Another way to consider pay is by looking at the salary range penetration. It compares an employee’s salary within their position’s total pay range.

That calculation would look like this: Salary minus pay range minimum, then that figure divided by the difference between minimum and maximum numbers in the range. Finally, multiply it by 100 to get the percentage.

So, for somebody making $50,000 within a pay range that stretches from $45,000 to $55,000, the salary range penetration calculation would go like this: ($50,000-$45,000)/($55,000-$45,000) x 100 = 50%.

With it, you can understand where the worker’s compensation falls within the pay boundaries of their position — and if they’re toward the bottom, in the middle, or at the top.

5. Target Percentile

The target percentile is the amount you’re willing to pay to bring on the workers that your business requires. Workers in the 50th percentile are typically making about the middle of what’s offered in the market — less than 50% of people in the same role and more than the remainder with the same job. The US Bureau of Labor Statistics offers examples for the 10th, 25th, 50th, 75th, and 90th percentile.

As you consider your company’s hiring needs, the target percentile is important. When a company’s strategic goals require hiring top talent, such as highly educated engineers to develop a new product for instance, they can’t simply offer market rate to bring them on board; the best and brightest will expect to make more than your average employee in that role. So that company’s target percentile to attract the right hires might be the 75th percentile, Dinkin said.  In other words, 75% of employees in that role will make less than what that company plans to offer.

Determining the target percentile can require some complicated math. But calculators like this one at Calculator Soup can help as you consider what you’re currently paying your own employees in the role and where the new, highly talented hire might fit in. In the case of the engineering position, if you have six people in the role and two are making $100,000, two are making $120,000, one is making $130,000, and one is making $150,000, the 75th percentile would be $127,500, according to the calculator.

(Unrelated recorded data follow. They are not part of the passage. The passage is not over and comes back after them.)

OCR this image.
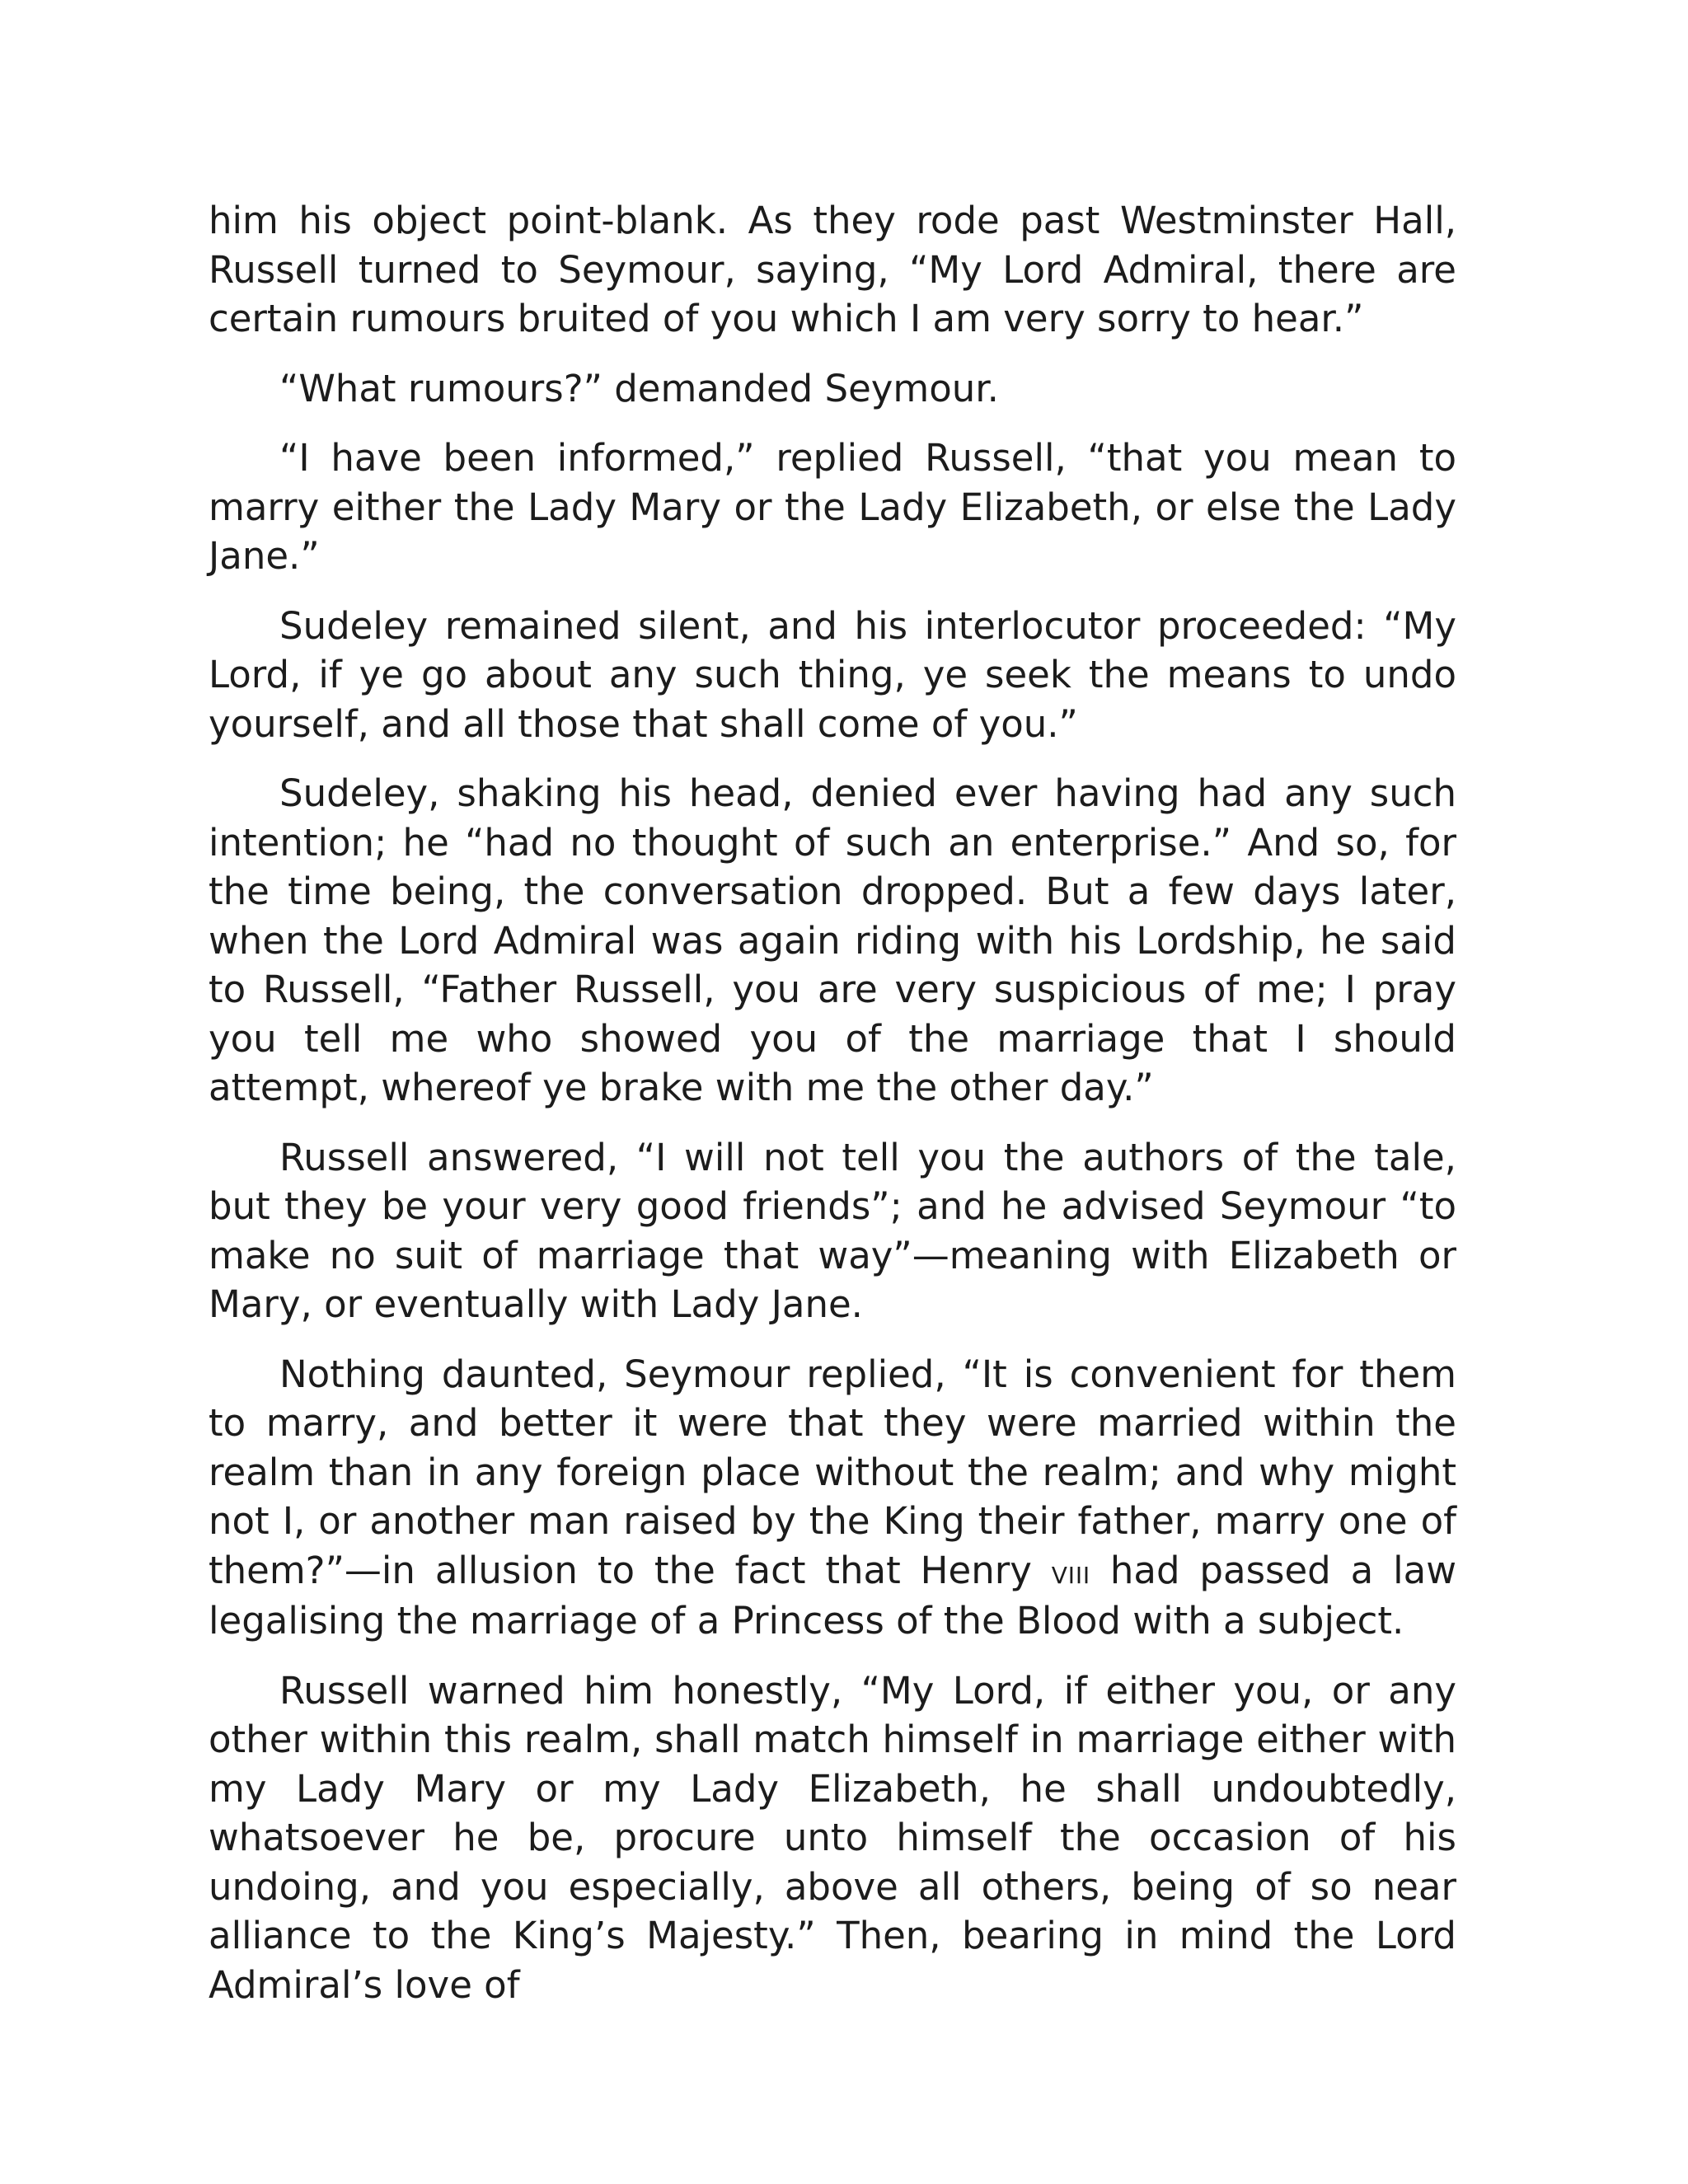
him his object point-blank. As they rode past Westminster Hall, Russell turned to Seymour, saying, “My Lord Admiral, there are certain rumours bruited of you which I am very sorry to hear.”

“What rumours?” demanded Seymour.

“I have been informed,” replied Russell, “that you mean to marry either the Lady Mary or the Lady Elizabeth, or else the Lady Jane.”

Sudeley remained silent, and his interlocutor proceeded: “My Lord, if ye go about any such thing, ye seek the means to undo yourself, and all those that shall come of you.”

Sudeley, shaking his head, denied ever having had any such intention; he “had no thought of such an enterprise.” And so, for the time being, the conversation dropped. But a few days later, when the Lord Admiral was again riding with his Lordship, he said to Russell, “Father Russell, you are very suspicious of me; I pray you tell me who showed you of the marriage that I should attempt, whereof ye brake with me the other day.”

Russell answered, “I will not tell you the authors of the tale, but they be your very good friends”; and he advised Seymour “to make no suit of marriage that way”—meaning with Elizabeth or Mary, or eventually with Lady Jane.

Nothing daunted, Seymour replied, “It is convenient for them to marry, and better it were that they were married within the realm than in any foreign place without the realm; and why might not I, or another man raised by the King their father, marry one of them?”—in allusion to the fact that Henry viii had passed a law legalising the marriage of a Princess of the Blood with a subject.

Russell warned him honestly, “My Lord, if either you, or any other within this realm, shall match himself in marriage either with my Lady Mary or my Lady Elizabeth, he shall undoubtedly, whatsoever he be, procure unto himself the occasion of his undoing, and you especially, above all others, being of so near alliance to the King’s Majesty.” Then, bearing in mind the Lord Admiral’s love of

“It doesn’t mean that every single job in my company has to be at the 75th percentile, but if [bringing in top talent is the goal], then I have to really put my business plan to work that way,” said Dinkin.

6. Internal Equity

Internal equity is the metric used to measure what people in the same role are paid compared to employees in similar positions across an entire company. HR professionals should use this information to ensure pay equity — offering equal pay for equal work — and eliminate the historic practice of paying some individuals less based on their gender, race, or other protected class. Calculating internal equity allows employers to uncover and resolve discriminatory pay practices and demonstrate that their pay practices are fair.

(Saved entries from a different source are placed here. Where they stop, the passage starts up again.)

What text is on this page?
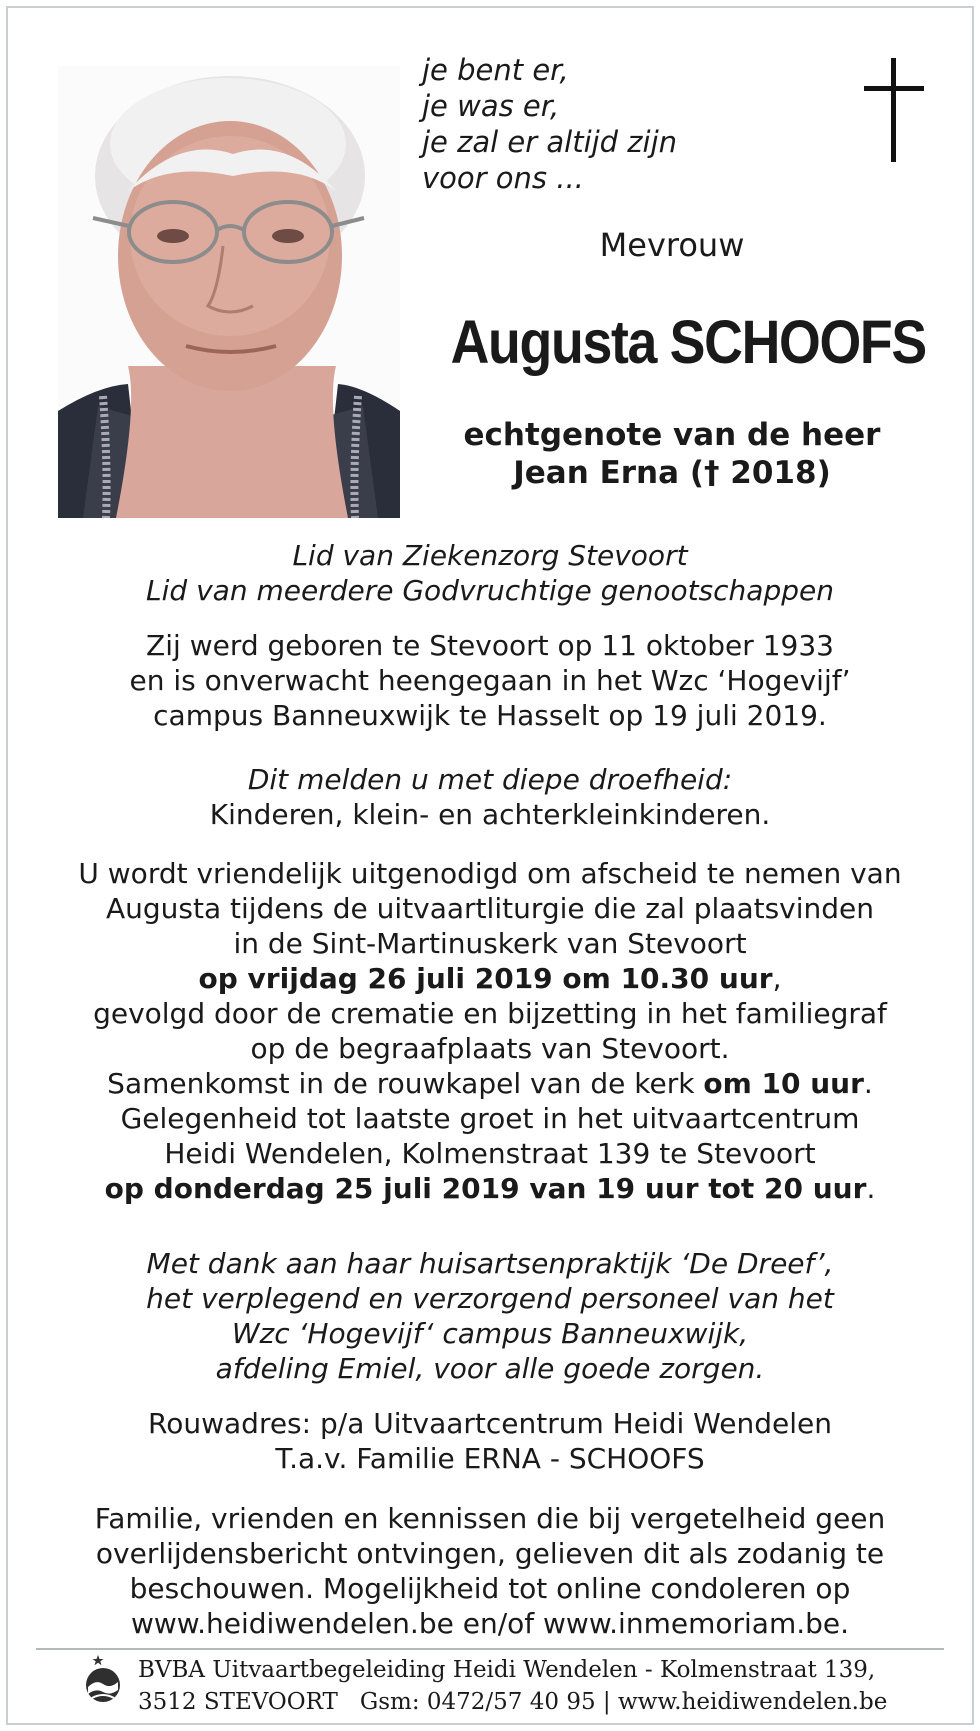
je bent er,
je was er,
je zal er altijd zijn
voor ons ...
Mevrouw
Augusta SCHOOFS
echtgenote van de heer
Jean Erna († 2018)
Lid van Ziekenzorg Stevoort
Lid van meerdere Godvruchtige genootschappen
Zij werd geboren te Stevoort op 11 oktober 1933
en is onverwacht heengegaan in het Wzc ‘Hogevijf’
campus Banneuxwijk te Hasselt op 19 juli 2019.
Dit melden u met diepe droefheid:
Kinderen, klein- en achterkleinkinderen.
U wordt vriendelijk uitgenodigd om afscheid te nemen van
Augusta tijdens de uitvaartliturgie die zal plaatsvinden
in de Sint-Martinuskerk van Stevoort
op vrijdag 26 juli 2019 om 10.30 uur,
gevolgd door de crematie en bijzetting in het familiegraf
op de begraafplaats van Stevoort.
Samenkomst in de rouwkapel van de kerk om 10 uur.
Gelegenheid tot laatste groet in het uitvaartcentrum
Heidi Wendelen, Kolmenstraat 139 te Stevoort
op donderdag 25 juli 2019 van 19 uur tot 20 uur.
Met dank aan haar huisartsenpraktijk ‘De Dreef’,
het verplegend en verzorgend personeel van het
Wzc ‘Hogevijf‘ campus Banneuxwijk,
afdeling Emiel, voor alle goede zorgen.
Rouwadres: p/a Uitvaartcentrum Heidi Wendelen
T.a.v. Familie ERNA - SCHOOFS
Familie, vrienden en kennissen die bij vergetelheid geen
overlijdensbericht ontvingen, gelieven dit als zodanig te
beschouwen. Mogelijkheid tot online condoleren op
www.heidiwendelen.be en/of www.inmemoriam.be.
BVBA Uitvaartbegeleiding Heidi Wendelen - Kolmenstraat 139,
3512 STEVOORT   Gsm: 0472/57 40 95 | www.heidiwendelen.be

“My pay practices cannot discriminate against a protected class,” Dinkin said. “So, I, as an employer, better be able to say, if ever challenged, that I can defend my pay practices.”

Calculating internal equity requires audits, an HR-led process that should happen every few years, wrote consultant Amii Barnard-Bahn in an article in the Harvard Business Review. Especially for larger-sized organizations, she recommended hiring auditors to analyze the data, identify any issues, and work on remediation. This is called a pay equity audit, or PEA, and there are companies and consultancies that specialize in this.

As you dive into compensation metrics, it’s important to remember that employee salaries shouldn’t be your sole focus as you search for ways to boost workforce engagement and retention. Especially now, as the COVID-19 pandemic continues, company culture — the shared values and activities that bind a company’s employees together — is key, said John Millen, Managing Partner of the Millen Group, an independent employee benefits firm. People are no longer basing employment decisions on simply who will pay top dollar. They want to land where they feel valued. Said Millen: “Salary is important, but it’s not the most important thing.”